Maternité

Aspects juridiques des soins à l’accouchement

Les soins à la naissance sont directement liés à un lien étroit entre le professionnel et le patient. La relation avant, pendant et après la naissance est renforcée lorsque les droits et les obligations sont connus de chaque côté.

Dans la pratique, nous ne nous attendons pas à ce que quelque chose d’inattendu se produise, surtout lorsqu’il s’agit de mères en bonne santé. Cependant, les risques liés à l’accouchement existent dans tous les cas, et savoir agir légalement est un outil nécessaire.

Dans la plupart des pays, les poursuites en responsabilité des obstétriciens sont en tête de liste. C’est une question qui concerne tout le monde en raison des conséquences graves qu’elle peut avoir.

De nombreux médecins ont décidé de quitter l’obstétrique pour se consacrer exclusivement à la gynécologie afin d’éviter des problèmes juridiques. D’autres, poursuivent leur vocation en essayant de s’approfondir dans tous les domaines de leur compétence professionnelle. La loi sur la santé est explicite quant aux droits des mères et de leurs nouveau-nés.

Les droits des mères en matière de soins à l’accouchement

Intimité

Les deux l’intimité physique et morale sont un droit maximum dans la relation entre le professionnel et le patient. L’obstétricien a accès à toutes les informations grâce à l’historique clinique et aux entretiens avec la future mère. La loi exige le minimum d’intrusion physique nécessaire et la confidentialité absolue de toutes les données.

Droit à l’information

Toute action à entreprendre dans le cadre des soins d’accouchement doit être signalée oralement et consignée dans le dossier médical. La communication est souvent l’une des principales raisons des procès intentés aux médecins.

La loi 41/2002 exige une information claire et adaptée aux mères notamment : l’objectif de l’action, la nature, les risques et les conséquences éventuelles

Le droit de la mère de ne pas vouloir recevoir d’informations doit être respecté et un document écrit doit être conservé. De la même manière, la loi sur l’autonomie des patients régit la communication avec les tiers. Le professionnel a l’obligation de respecter vos souhaits concernant les données qui sont transmises aux membres de la famille.

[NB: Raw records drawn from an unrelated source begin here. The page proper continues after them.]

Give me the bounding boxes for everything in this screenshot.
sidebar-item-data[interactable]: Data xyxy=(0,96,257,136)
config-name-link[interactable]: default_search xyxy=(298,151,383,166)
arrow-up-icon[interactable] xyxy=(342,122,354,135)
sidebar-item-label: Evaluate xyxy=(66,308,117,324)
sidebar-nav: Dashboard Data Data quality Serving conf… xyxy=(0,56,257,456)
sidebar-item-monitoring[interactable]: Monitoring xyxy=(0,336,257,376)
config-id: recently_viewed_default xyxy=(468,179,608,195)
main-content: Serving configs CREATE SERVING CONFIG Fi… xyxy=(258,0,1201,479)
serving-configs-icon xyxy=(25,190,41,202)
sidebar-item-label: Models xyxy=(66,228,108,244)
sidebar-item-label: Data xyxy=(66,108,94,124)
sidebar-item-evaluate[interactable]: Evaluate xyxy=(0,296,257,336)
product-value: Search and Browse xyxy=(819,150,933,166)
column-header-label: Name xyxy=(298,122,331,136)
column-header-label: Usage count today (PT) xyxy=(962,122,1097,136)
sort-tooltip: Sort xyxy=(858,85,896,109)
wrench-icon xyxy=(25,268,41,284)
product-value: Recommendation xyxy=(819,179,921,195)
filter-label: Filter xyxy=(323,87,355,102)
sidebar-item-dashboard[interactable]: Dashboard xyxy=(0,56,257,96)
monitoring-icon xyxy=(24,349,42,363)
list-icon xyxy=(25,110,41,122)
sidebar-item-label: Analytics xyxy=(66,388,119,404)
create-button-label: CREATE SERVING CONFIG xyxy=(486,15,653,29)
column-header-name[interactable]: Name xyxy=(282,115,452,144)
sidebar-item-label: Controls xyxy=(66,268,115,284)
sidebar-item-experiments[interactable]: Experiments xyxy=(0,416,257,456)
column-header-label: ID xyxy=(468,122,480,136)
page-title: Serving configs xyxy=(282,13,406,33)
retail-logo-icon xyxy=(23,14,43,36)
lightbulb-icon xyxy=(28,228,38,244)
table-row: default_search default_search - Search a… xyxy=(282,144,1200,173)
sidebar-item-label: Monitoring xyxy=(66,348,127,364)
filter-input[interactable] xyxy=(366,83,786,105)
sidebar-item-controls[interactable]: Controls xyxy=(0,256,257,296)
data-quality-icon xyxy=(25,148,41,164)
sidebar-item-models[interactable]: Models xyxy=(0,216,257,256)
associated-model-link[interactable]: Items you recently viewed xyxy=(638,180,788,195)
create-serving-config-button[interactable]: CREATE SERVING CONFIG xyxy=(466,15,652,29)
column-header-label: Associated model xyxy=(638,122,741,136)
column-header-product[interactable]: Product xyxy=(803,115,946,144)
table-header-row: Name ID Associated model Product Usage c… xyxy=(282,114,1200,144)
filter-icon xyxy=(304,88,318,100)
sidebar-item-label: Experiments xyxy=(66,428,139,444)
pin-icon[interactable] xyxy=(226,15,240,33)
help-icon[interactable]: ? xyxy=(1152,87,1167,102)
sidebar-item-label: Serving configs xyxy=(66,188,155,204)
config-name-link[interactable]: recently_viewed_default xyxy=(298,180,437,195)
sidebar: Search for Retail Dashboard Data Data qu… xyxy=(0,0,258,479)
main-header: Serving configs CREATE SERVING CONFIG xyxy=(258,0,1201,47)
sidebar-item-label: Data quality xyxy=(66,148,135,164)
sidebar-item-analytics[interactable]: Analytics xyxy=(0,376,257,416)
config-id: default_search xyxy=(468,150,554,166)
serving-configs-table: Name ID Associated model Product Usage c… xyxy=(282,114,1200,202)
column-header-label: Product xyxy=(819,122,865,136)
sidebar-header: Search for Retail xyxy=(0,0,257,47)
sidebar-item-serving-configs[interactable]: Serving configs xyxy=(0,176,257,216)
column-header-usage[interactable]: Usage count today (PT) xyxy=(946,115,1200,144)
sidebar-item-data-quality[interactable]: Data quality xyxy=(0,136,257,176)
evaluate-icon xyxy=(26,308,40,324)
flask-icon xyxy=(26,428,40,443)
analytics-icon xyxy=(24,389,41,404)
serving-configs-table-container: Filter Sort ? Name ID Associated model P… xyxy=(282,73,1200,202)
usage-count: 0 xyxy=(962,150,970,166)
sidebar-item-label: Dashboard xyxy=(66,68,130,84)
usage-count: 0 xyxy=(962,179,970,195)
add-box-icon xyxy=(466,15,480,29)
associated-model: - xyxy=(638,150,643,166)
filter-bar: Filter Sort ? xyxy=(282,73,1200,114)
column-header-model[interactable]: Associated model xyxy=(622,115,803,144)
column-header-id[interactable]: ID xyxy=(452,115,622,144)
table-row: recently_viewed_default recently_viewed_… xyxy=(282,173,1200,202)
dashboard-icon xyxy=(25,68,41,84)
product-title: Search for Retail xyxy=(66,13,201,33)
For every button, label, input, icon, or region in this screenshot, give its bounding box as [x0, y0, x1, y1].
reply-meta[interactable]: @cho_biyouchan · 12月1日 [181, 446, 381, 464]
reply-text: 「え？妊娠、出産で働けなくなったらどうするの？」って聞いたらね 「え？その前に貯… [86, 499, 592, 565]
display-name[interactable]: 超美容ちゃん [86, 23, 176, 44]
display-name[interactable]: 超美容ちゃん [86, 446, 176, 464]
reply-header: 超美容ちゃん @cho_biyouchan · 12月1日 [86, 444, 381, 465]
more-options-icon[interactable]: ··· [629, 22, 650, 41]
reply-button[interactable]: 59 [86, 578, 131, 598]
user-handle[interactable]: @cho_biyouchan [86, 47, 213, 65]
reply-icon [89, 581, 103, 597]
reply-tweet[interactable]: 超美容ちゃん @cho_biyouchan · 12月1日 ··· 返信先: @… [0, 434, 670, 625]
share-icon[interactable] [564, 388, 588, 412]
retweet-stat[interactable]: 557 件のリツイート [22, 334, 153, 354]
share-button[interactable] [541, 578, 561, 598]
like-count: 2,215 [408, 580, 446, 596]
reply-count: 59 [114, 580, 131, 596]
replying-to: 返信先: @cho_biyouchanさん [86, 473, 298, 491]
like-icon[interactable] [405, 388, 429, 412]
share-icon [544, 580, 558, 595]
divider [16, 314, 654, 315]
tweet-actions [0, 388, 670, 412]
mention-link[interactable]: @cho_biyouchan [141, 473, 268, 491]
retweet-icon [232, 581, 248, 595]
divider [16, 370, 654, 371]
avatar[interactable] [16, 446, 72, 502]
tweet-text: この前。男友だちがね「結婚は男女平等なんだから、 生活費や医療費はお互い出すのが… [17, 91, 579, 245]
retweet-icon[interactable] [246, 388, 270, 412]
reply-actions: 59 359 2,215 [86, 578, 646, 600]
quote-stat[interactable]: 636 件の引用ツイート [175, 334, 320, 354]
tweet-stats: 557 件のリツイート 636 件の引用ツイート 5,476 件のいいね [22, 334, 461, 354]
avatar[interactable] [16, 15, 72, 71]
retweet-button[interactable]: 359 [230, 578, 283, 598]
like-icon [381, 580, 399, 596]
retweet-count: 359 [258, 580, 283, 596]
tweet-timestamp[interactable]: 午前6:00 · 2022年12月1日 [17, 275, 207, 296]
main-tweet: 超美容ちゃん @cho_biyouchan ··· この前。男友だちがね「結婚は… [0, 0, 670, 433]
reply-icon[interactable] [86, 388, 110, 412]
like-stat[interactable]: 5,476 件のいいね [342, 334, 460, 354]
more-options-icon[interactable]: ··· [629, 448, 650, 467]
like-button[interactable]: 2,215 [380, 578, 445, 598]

Droit de choisir en matière de soins à l’accouchement

Les informations fournies par le médecin doivent permettre au client intéressé de choisir entre deux ou plusieurs options cliniques. Le code d’éthique précise que tout professionnel doit respecter la volonté du patient. La posture, le suivi, le soutien émotionnel et d’autres facteurs seront votre propre décision, et ne sont limités que par l’option choisie.

L’obstétricien, dans ce cas, ne peut pas porter de jugements moraux ni imposer son point de vue. Les femmes qui n’acceptent pas de traitement, à condition que des traitements alternatifs soient disponibles, ne seront pas renvoyées de force.

Dignité

L’accord d’Oviedo stipule que l’intérêt et le bien-être de la personne passent avant l’intérêt social ou scientifique. Dans les centres hospitaliers universitaires où les résidents s’inscrivent, leur intervention doit être approuvée par le patient et son médecin. C’est aussi une obligation de mettre en garde contre l’utilisation de pronostics, de diagnostics et de techniques dans un projet pédagogique ou scientifique.

Identification du personnel chargé des accouchements

Une femme a le droit de connaître et identifier tous les professionnels qui seront présents à la naissance. Les informations telles que le nom, le rôle, les qualifications et les centres médicaux dans lesquels elle est effectuée sont des aspects fondamentaux.Femme enceinte recevant des soins pour l'accouchement.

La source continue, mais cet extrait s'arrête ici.